The benefit of examining the scales is that it reveals they belong to a Kobold. Information is its own benefit.

Lots of good answers here already, but just to consolidate:

Passive Perception: Describe to Live as Shaun said. Try to interpret generously. Even if they don’t specifically say they’re searching for traps, if you think something in the description of their actions would give them a chance of noticing the trap, call for the test. Otherwise, cackle without mercy as they blunder into it.

Involuntary Tests: James is spot on with the page citation. Everybody makes the Health test, but it only advances the turn by 1 (not by the number of people rolling). Traps are excellent for screwing with parties that are very careful about turn management!

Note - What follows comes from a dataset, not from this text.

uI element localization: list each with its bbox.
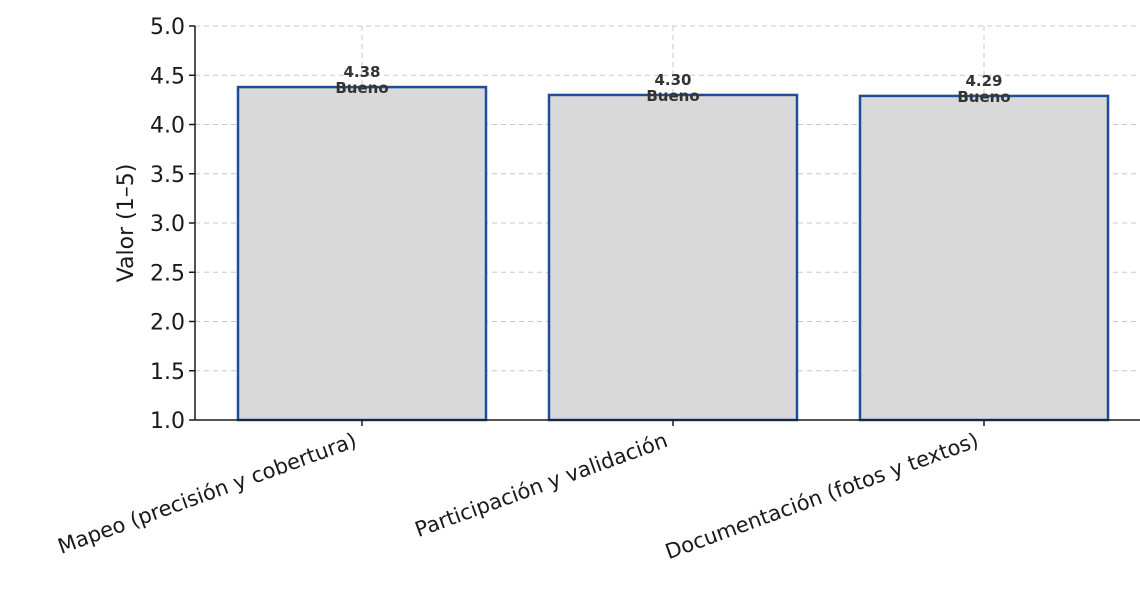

Adventure Design: The test is mentioned because I assume people will want to do a good deed and help an animal in need. It’s probably going to die if the adventurers don’t help it. For many people that would be enough of a reason if there is no advantage to be gained. But as Shaun notes, it is also a tool that creative players could use to their advantage. Note that the kobolds barricaded it in the room because they’re terrified of dogs, as described in the Wine Cellar entry.

If I were running the game and the players befriended the dog and took it with them, I would have all kobolds except for Crooked Tooth and her elite guards flee before it. I’m not saying that’s how everyone should run it, but it makes sense to me. Also, I imagine Ronwald and his family would be very grateful if you saved their dog.

As James notes, the scales allow you to figure out that you’re dealing with kobolds long before you encounter them. In my experience, players that spot the scales immediately inspect the stairs for traps because they know kobolds love traps. Players that don’t spot the scales almost always blunder into the stair trap.

and it’s not really the GMs job to figure out how things benefit the party before calling for a test. The GM doesn’t always know.

Yes. The GM’s job is to describe the environment to the best of their ability. What the players do with it is up to them. The GM has to make judgment calls about what’s a test vs. a good idea, so I take the question in that context.